Grand Chief Edward John, a member of the B.C. First Nations Summit, also expressed concern about the lack of notice to Sto:lo bands that are based on or near the pipeline route.

“Following and respecting protocol with First Nations governments is very important,” he said in an email. “It is Sto:lo traditional territory after all, and there is a proposal which will impact this territory.”

John questioned whether the federal government would deal the same way with the B.C. government.

“I am hoping this is rectified.”

One of the three panelists, meanwhile, is being accused of being in a conflict of interest.

Former Tsawwassen First Nation Chief Kim Baird, now a registered lobbyist for a liquefied natural gas project in B.C., participated while she was chief in 2011 in an executive exchange program with Kinder Morgan Canada chief executive Ian Anderson.

“Chief Baird learned about the pipeline industry and KMC’s operations,” the company said in a news release at the time. “The relationship established between Ian and Kim has evolved to include a closer working relationship between (Kinder Morgan and Tsawwassen First Nation) employees.”

The Dogwood Initiative, in a post on its website this week, called for Baird’s removal. The post cited a complaint made this spring by Union of B.C. Indian Chiefs President Stewart Philip about Baird’s alleged conflict.

“Anything less will cast a shadow over the entire ‘supplemental review,’ and undo the government’s attempt to restore public trust through a transparent and credible process,” the B.C. environmental group’s post stated.

Baird, who is joined on the panel by former Yukon premier Tony Penikett and former Alberta senior bureaucrat Annette Trimbee, said individual invitations will be sent.

But she acknowledged there are “logistical” challenges due to the short timeline to produce a report by Nov. 1. The federal cabinet is to render its final decision in late December.

“Ideally there would be more notification,” Baird said in an interview Friday.

She also challenged criticism that her professional relationship with the Kinder Morgan chief executive creates a conflict.

Baird noted that she is a member of a First Nation that now formally opposes the project, and said as a consultant and former chief she knows and does, or has done, formal or informal business not only industry executives but numerous mayors, provincial politicians, and First Nations leaders across the province.

She also noted that the panel’s role is to simply report to cabinet what the three members heard from groups and members of the public, rather than make a recommendation.

“I fail to see how my relationship with any involved parties would impact my ability to hear those concerns and relay them to the minister,” she said. “I don’t quite see the conflict.”

As for her role as an industry lobbyist, she said she is highly selective about which corporate clients she’ll represent.
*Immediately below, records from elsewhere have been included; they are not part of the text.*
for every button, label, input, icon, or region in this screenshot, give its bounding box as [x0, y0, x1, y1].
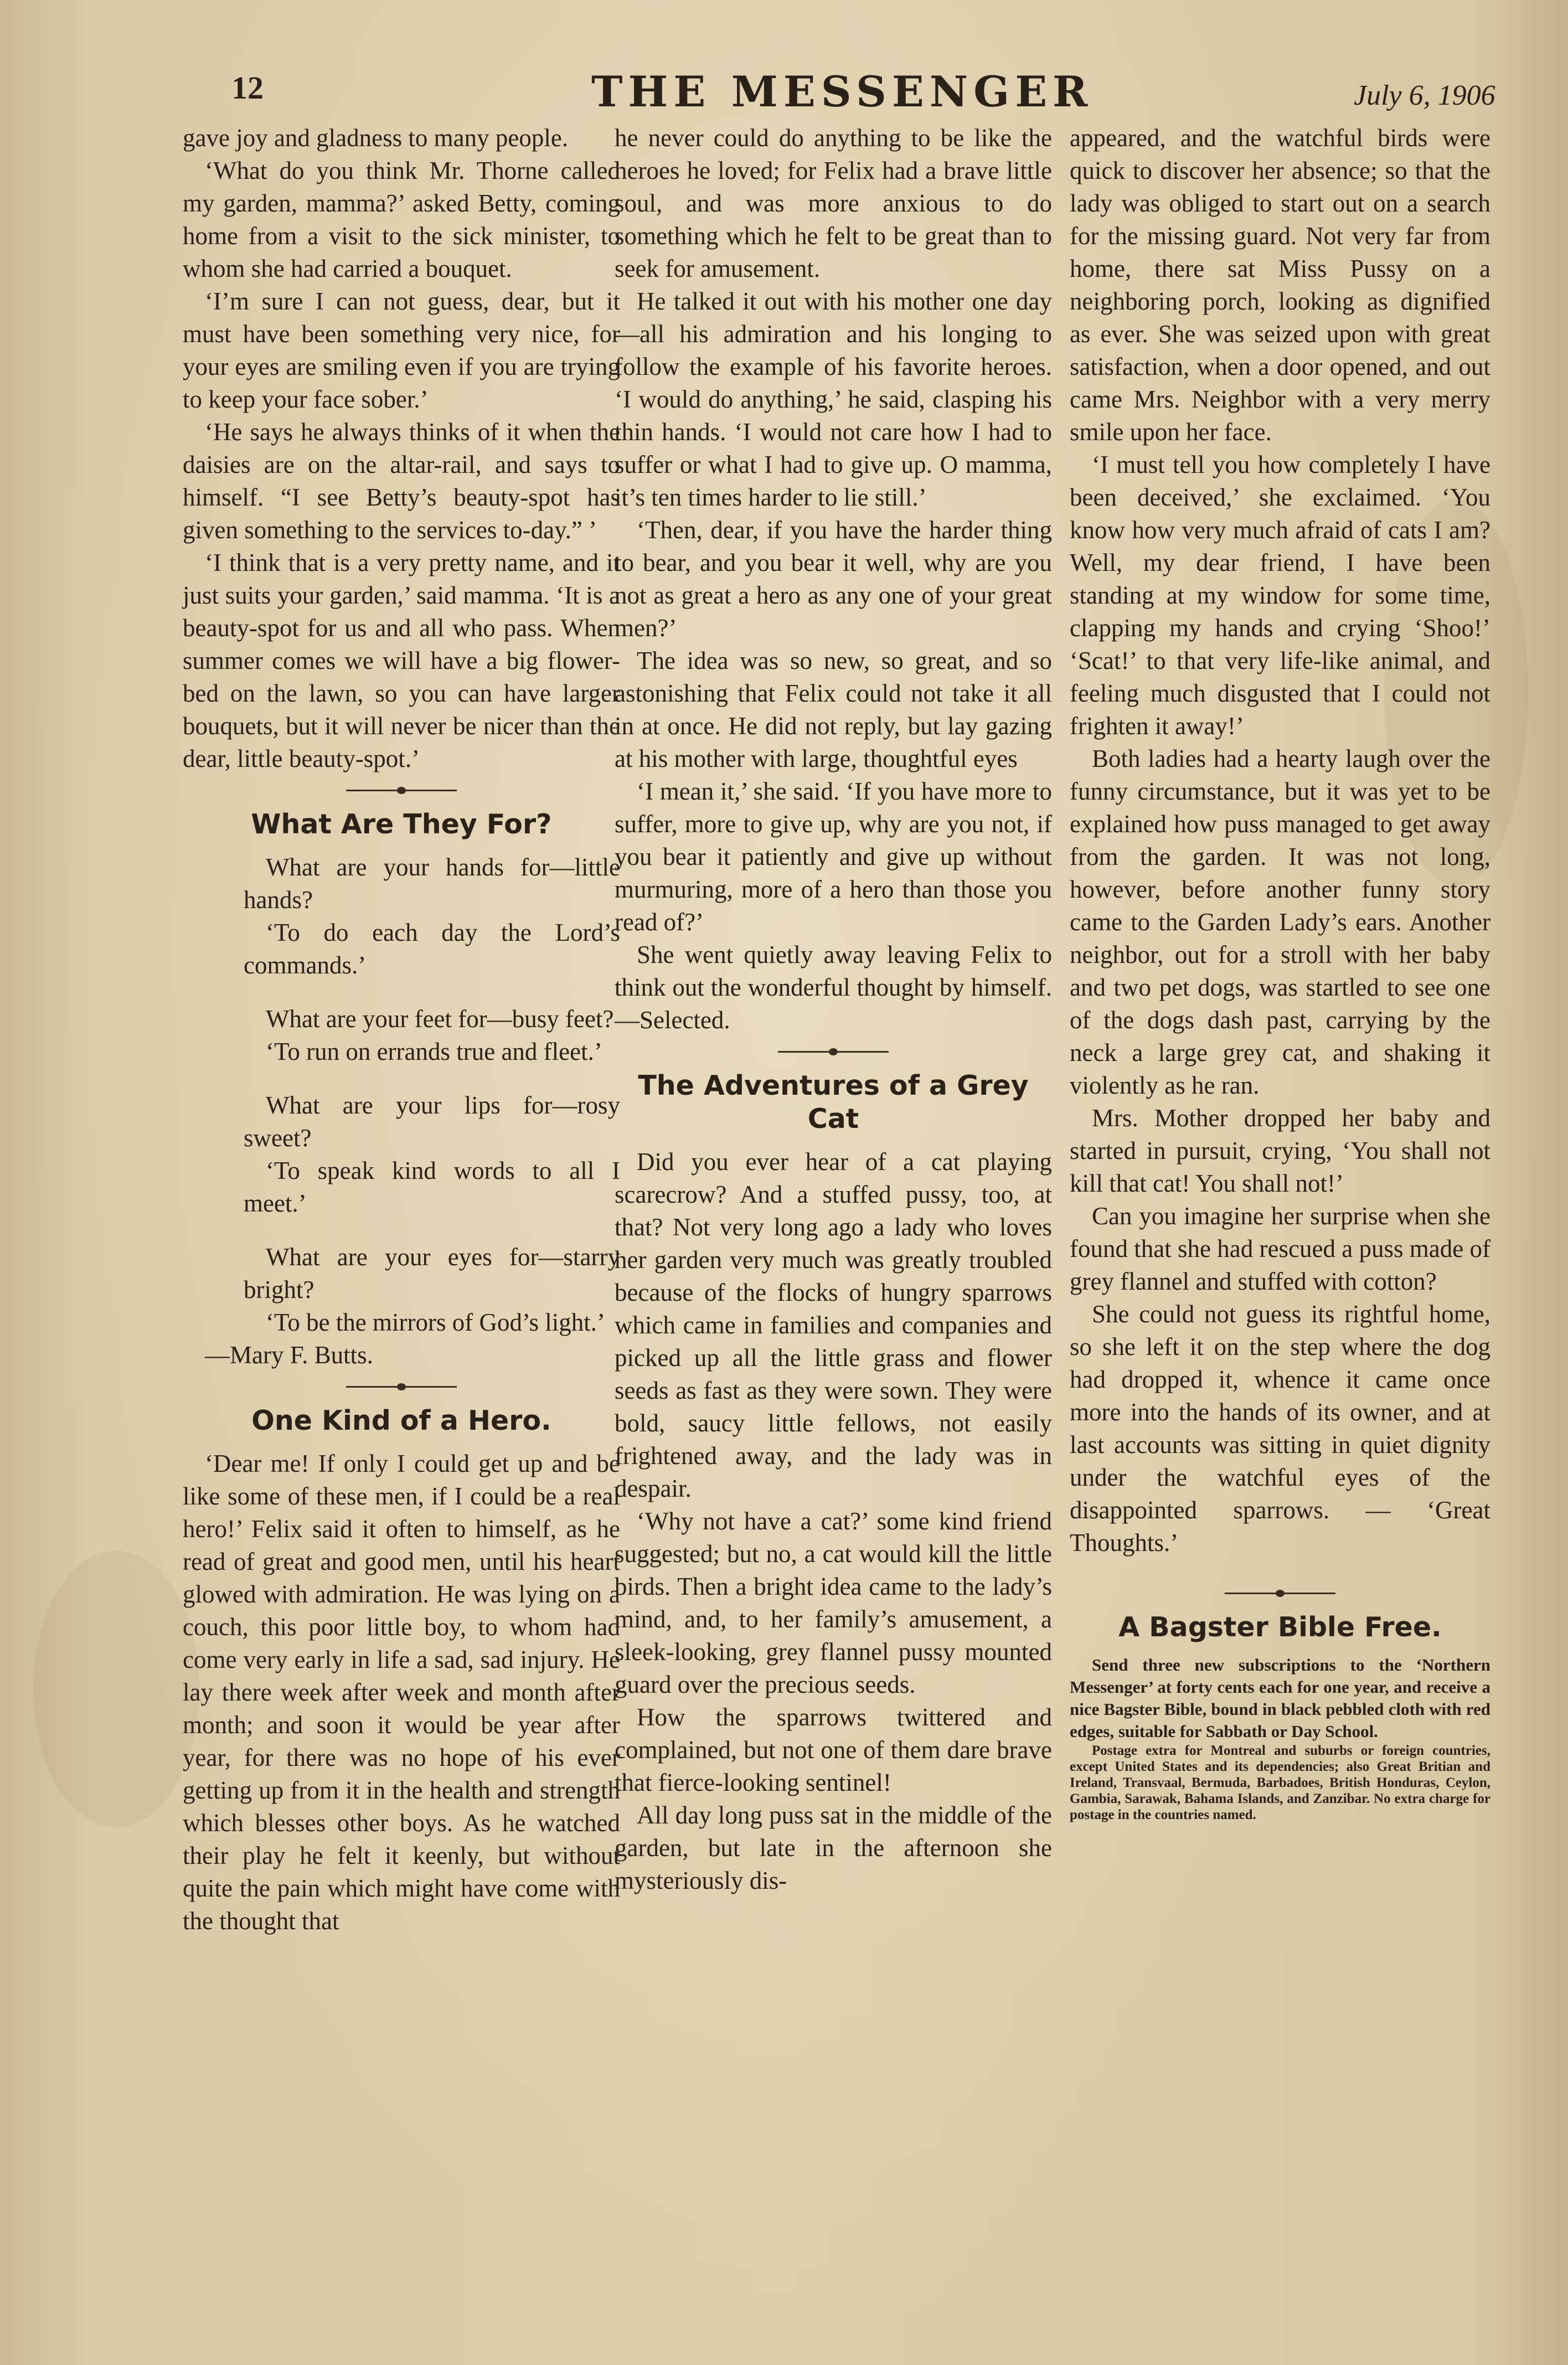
poem-line: ‘To do each day the Lord’s commands.’: [244, 919, 620, 979]
poem-line: What are your hands for—little hands?: [244, 853, 620, 914]
page-number: 12: [231, 70, 264, 106]
column-3: [1070, 122, 1490, 1823]
poem-stanza: [183, 1003, 620, 1068]
poem-line: ‘To be the mirrors of God’s light.’: [266, 1308, 605, 1336]
story-title: One Kind of a Hero.: [251, 1405, 551, 1436]
poem-line: ‘To run on errands true and fleet.’: [266, 1038, 602, 1065]
paper-title: THE MESSENGER: [591, 67, 1094, 116]
poem-line: What are your feet for—busy feet?: [266, 1005, 614, 1033]
poem-stanza: [183, 1089, 620, 1220]
paragraph: ‘I mean it,’ she said. ‘If you have more to suffer, more to give up, why are you not, if you bear it patiently and give up without murmuring, more of a hero than those you read of?’: [615, 777, 1052, 936]
paragraph: ‘Then, dear, if you have the harder thing to bear, and you bear it well, why are you not as great a hero as any one of your great men?’: [615, 516, 1052, 642]
paragraph: He talked it out with his mother one day—all his admiration and his longing to follow the example of his favorite heroes. ‘I would do anything,’ he said, clasping his thin hands. ‘I would not care how I had to suffer or what I had to give up. O mamma, it’s ten times harder to lie still.’: [615, 287, 1052, 511]
poem-line: ‘To speak kind words to all I meet.’: [244, 1157, 620, 1217]
paragraph: ‘I must tell you how completely I have been deceived,’ she exclaimed. ‘You know how very much afraid of cats I am? Well, my dear friend, I have been standing at my window for some time, clapping my hands and crying ‘Shoo!’ ‘Scat!’ to that very life-like animal, and feeling much disgusted that I could not frighten it away!’: [1070, 451, 1490, 740]
paragraph: appeared, and the watchful birds were quick to discover her absence; so that the lady was obliged to start out on a search for the missing guard. Not very far from home, there sat Miss Pussy on a neighboring porch, looking as dignified as ever. She was seized upon with great satisfaction, when a door opened, and out came Mrs. Neighbor with a very merry smile upon her face.: [1070, 124, 1490, 446]
poem-author: —Mary F. Butts.: [205, 1341, 373, 1369]
paragraph: ‘What do you think Mr. Thorne called my garden, mamma?’ asked Betty, coming home from a visit to the sick minister, to whom she had carried a bouquet.: [183, 157, 620, 282]
paragraph: Both ladies had a hearty laugh over the funny circumstance, but it was yet to be explained how puss managed to get away from the garden. It was not long, however, before another funny story came to the Garden Lady’s ears. Another neighbor, out for a stroll with her baby and two pet dogs, was startled to see one of the dogs dash past, carrying by the neck a large grey cat, and shaking it violently as he ran.: [1070, 745, 1490, 1099]
story-title: The Adventures of a Grey Cat: [638, 1070, 1029, 1135]
paragraph: ‘Dear me! If only I could get up and be like some of these men, if I could be a real hero!’ Felix said it often to himself, as he read of great and good men, until his heart glowed with admiration. He was lying on a couch, this poor little boy, to whom had come very early in life a sad, sad injury. He lay there week after week and month after month; and soon it would be year after year, for there was no hope of his ever getting up from it in the health and strength which blesses other boys. As he watched their play he felt it keenly, but without quite the pain which might have come with the thought that: [183, 1450, 620, 1935]
section-divider: [346, 1386, 457, 1388]
poem-line: What are your lips for—rosy sweet?: [244, 1091, 620, 1152]
section-divider: [778, 1051, 889, 1053]
paragraph: he never could do anything to be like the heroes he loved; for Felix had a brave little soul, and was more anxious to do something which he felt to be great than to seek for amusement.: [615, 124, 1052, 282]
paragraph: gave joy and gladness to many people.: [183, 124, 569, 152]
poem-line: What are your eyes for—starry bright?: [244, 1243, 620, 1303]
paragraph: She could not guess its rightful home, so she left it on the step where the dog had dropped it, whence it came once more into the hands of its owner, and at last accounts was sitting in quiet dignity under the watchful eyes of the disappointed sparrows. — ‘Great Thoughts.’: [1070, 1300, 1490, 1557]
paragraph: ‘Why not have a cat?’ some kind friend suggested; but no, a cat would kill the little birds. Then a bright idea came to the lady’s mind, and, to her family’s amusement, a sleek-looking, grey flannel pussy mounted guard over the precious seeds.: [615, 1507, 1052, 1698]
section-divider: [346, 790, 457, 791]
poem-title: What Are They For?: [251, 808, 552, 840]
paragraph: She went quietly away leaving Felix to think out the wonderful thought by himself.—Selected.: [615, 941, 1052, 1034]
paragraph: ‘I’m sure I can not guess, dear, but it must have been something very nice, for your eyes are smiling even if you are trying to keep your face sober.’: [183, 287, 620, 413]
ad-title: A Bagster Bible Free.: [1118, 1611, 1442, 1643]
poem-stanza: [183, 851, 620, 982]
paragraph: ‘He says he always thinks of it when the daisies are on the altar-rail, and says to himself. “I see Betty’s beauty-spot has given something to the services to-day.” ’: [183, 418, 620, 544]
column-2: [615, 122, 1052, 1897]
ad-postage-note: Postage extra for Montreal and suburbs or foreign countries, except United States and its dependencies; also Great Britian and Ireland, Transvaal, Bermuda, Barbadoes, British Honduras, Ceylon, Gambia, Sarawak, Bahama Islands, and Zanzibar. No extra charge for postage in the countries named.: [1070, 1743, 1490, 1822]
column-1: [183, 122, 620, 1938]
poem-stanza: [183, 1241, 620, 1339]
paragraph: ‘I think that is a very pretty name, and it just suits your garden,’ said mamma. ‘It is a beauty-spot for us and all who pass. When summer comes we will have a big flower-bed on the lawn, so you can have larger bouquets, but it will never be nicer than the dear, little beauty-spot.’: [183, 549, 620, 772]
paragraph: All day long puss sat in the middle of the garden, but late in the afternoon she mysteriously dis-: [615, 1801, 1052, 1894]
masthead: [0, 69, 1568, 119]
ad-body: Send three new subscriptions to the ‘Northern Messenger’ at forty cents each for one year, and receive a nice Bagster Bible, bound in black pebbled cloth with red edges, suitable for Sabbath or Day School.: [1070, 1655, 1490, 1741]
paragraph: Mrs. Mother dropped her baby and started in pursuit, crying, ‘You shall not kill that cat! You shall not!’: [1070, 1104, 1490, 1197]
paragraph: The idea was so new, so great, and so astonishing that Felix could not take it all in at once. He did not reply, but lay gazing at his mother with large, thoughtful eyes: [615, 647, 1052, 772]
paper-stain: [33, 1550, 199, 1827]
paragraph: Can you imagine her surprise when she found that she had rescued a puss made of grey flannel and stuffed with cotton?: [1070, 1202, 1490, 1295]
paragraph: Did you ever hear of a cat playing scarecrow? And a stuffed pussy, too, at that? Not very long ago a lady who loves her garden very much was greatly troubled because of the flocks of hungry sparrows which came in families and companies and picked up all the little grass and flower seeds as fast as they were sown. They were bold, saucy little fellows, not easily frightened away, and the lady was in despair.: [615, 1148, 1052, 1502]
section-divider: [1225, 1593, 1335, 1594]
paragraph: How the sparrows twittered and complained, but not one of them dare brave that fierce-looking sentinel!: [615, 1703, 1052, 1796]
issue-date: July 6, 1906: [1354, 80, 1495, 111]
She indicated she could be making more money than she currently is if she wanted to work for one or more of the major oil pipeline firms.

The panel, created by the Liberals to augment the National Energy Board’s hearings into the proposal, began three days of hearings in Alberta on July 9 (see this link for details and schedule).

The process moves to B.C. next week, starting on Tuesday in Kamloops, moving to Chilliwack Thursday. Meetings will be held the following week in Abbotsford and Langley, and then after a break will continue in Burnaby, Vancouver, North Vancouver and Victoria Aug. 9 to 24.

The meetings, all open to the public, are broken up into “invitational roundtables” involving various groups like landowners, local government, business, and environmental organizations. Separate “First Nations roundtables” will also be scheduled.